Some systems plan to blend online materials with faculty-led classroom sessions. Others will offer credit to students who take the courses online followed by a proctored exam on campus.
Some will use existing Coursera materials developed by faculties at elite universities, but others expect that their own faculties will develop materials for the Coursera platform, making them available at campuses systemwide and beyond.
As you might expect, what worries faculty about MOOCs is not the idea of free at the point of service education (although of course nothing is ever free and Coursera is a for-profit entity). It’s the idea that students will receive college credit for these courses that raises faculty concern. Furthermore, from a SUNY perspective, there is at least the worry that such decisions would be made at the system level. Indeed, as the Times reports, some state legislatures are getting involved in forcing university hands. For example, we are starting to redesign our general education program at UB. Whatever we decide, though, will have to correspond with the SUNY-wide GE requirements. If, SUNY decides to start offering Coursera courses for SUNY GE credit, then that would make any local campus efforts basically moot.
One could say that a lecture hall course is no better than a MOOC course, but the failure rates would indicate otherwise. Perhaps we will create local structures to support those students but then that’s an additional cost. Students in MOOCs will need to demonstrate the competencies expected in these courses, but whose courses? SUNY has 64 campus from rural community colleges to university centers. If a student takes composition at any of those campuses we are required to accept it. Understandably, we have differing standards as we serve different kinds of students and have different educational missions. So will we evaluate these MOOCs systemwide or on the campus-level.
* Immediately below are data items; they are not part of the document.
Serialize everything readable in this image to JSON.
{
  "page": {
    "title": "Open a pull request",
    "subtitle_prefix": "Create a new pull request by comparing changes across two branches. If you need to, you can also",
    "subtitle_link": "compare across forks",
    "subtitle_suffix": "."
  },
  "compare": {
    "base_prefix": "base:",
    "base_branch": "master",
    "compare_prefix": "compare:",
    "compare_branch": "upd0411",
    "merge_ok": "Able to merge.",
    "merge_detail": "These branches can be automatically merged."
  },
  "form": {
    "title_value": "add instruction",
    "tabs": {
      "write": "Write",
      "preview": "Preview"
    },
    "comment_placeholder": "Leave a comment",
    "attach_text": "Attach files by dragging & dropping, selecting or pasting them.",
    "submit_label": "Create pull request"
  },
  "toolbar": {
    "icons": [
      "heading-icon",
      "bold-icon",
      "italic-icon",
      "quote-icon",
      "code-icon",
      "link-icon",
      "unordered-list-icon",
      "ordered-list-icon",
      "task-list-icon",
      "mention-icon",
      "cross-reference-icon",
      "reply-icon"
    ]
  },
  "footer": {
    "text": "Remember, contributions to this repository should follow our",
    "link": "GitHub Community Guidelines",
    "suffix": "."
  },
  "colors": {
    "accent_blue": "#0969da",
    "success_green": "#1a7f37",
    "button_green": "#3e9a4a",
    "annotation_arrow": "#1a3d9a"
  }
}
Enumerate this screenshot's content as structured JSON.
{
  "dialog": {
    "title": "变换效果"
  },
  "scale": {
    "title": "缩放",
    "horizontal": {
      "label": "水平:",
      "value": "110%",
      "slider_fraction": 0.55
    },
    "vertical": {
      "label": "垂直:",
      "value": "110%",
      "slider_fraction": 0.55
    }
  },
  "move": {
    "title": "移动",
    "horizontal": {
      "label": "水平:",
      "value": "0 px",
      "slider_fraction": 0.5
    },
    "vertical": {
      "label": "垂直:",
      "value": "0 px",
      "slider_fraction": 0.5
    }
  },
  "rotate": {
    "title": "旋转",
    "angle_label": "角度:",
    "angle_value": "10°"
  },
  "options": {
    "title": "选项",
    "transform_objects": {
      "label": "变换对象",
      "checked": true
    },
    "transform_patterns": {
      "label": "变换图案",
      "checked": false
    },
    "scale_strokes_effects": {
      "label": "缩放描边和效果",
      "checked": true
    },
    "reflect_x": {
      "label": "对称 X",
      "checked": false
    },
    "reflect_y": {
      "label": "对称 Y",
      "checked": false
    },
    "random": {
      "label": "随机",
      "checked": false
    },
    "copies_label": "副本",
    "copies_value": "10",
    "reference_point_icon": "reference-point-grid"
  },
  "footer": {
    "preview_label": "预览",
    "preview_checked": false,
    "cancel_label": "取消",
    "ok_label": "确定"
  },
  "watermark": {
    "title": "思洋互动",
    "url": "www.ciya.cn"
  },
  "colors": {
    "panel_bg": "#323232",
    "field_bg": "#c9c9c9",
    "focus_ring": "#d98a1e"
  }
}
If a student gets a MOOC course accepted at one place and then transfers elsewhere, what happens then? Ugh.
Administrative hassles aside, there certainly could be economic implications for a department like mine that thrives on the delivery of composition (and the TA lines associated with it). It may not be negative, of course, as it might mean that we are now competing for the 100,000s of SUNY students who need to meet this requirement. But perhaps I’ll be competing with my friend Jeff Rice at Kentucky and the folks at Georgia Tech, Duke, and Ohio State that already have an FYC course on Coursera.
But let’s set aside the economic issues as well.
At some very distant, nearly forgotten level, this is supposed to be about learning, right? Oh yeah. But it’s not about learning as an experience. It’s about the demonstration of learning through performance. This is typically done through a proctored exam, but in the case of writing, it would have to be a portfolio. How one would verify the authorship of the portfolio is beyond me. But again, that’s not about learning either. That’s about the measurement of learning. It’s going to be a very strange world and now all of SUNY has been dragged into it.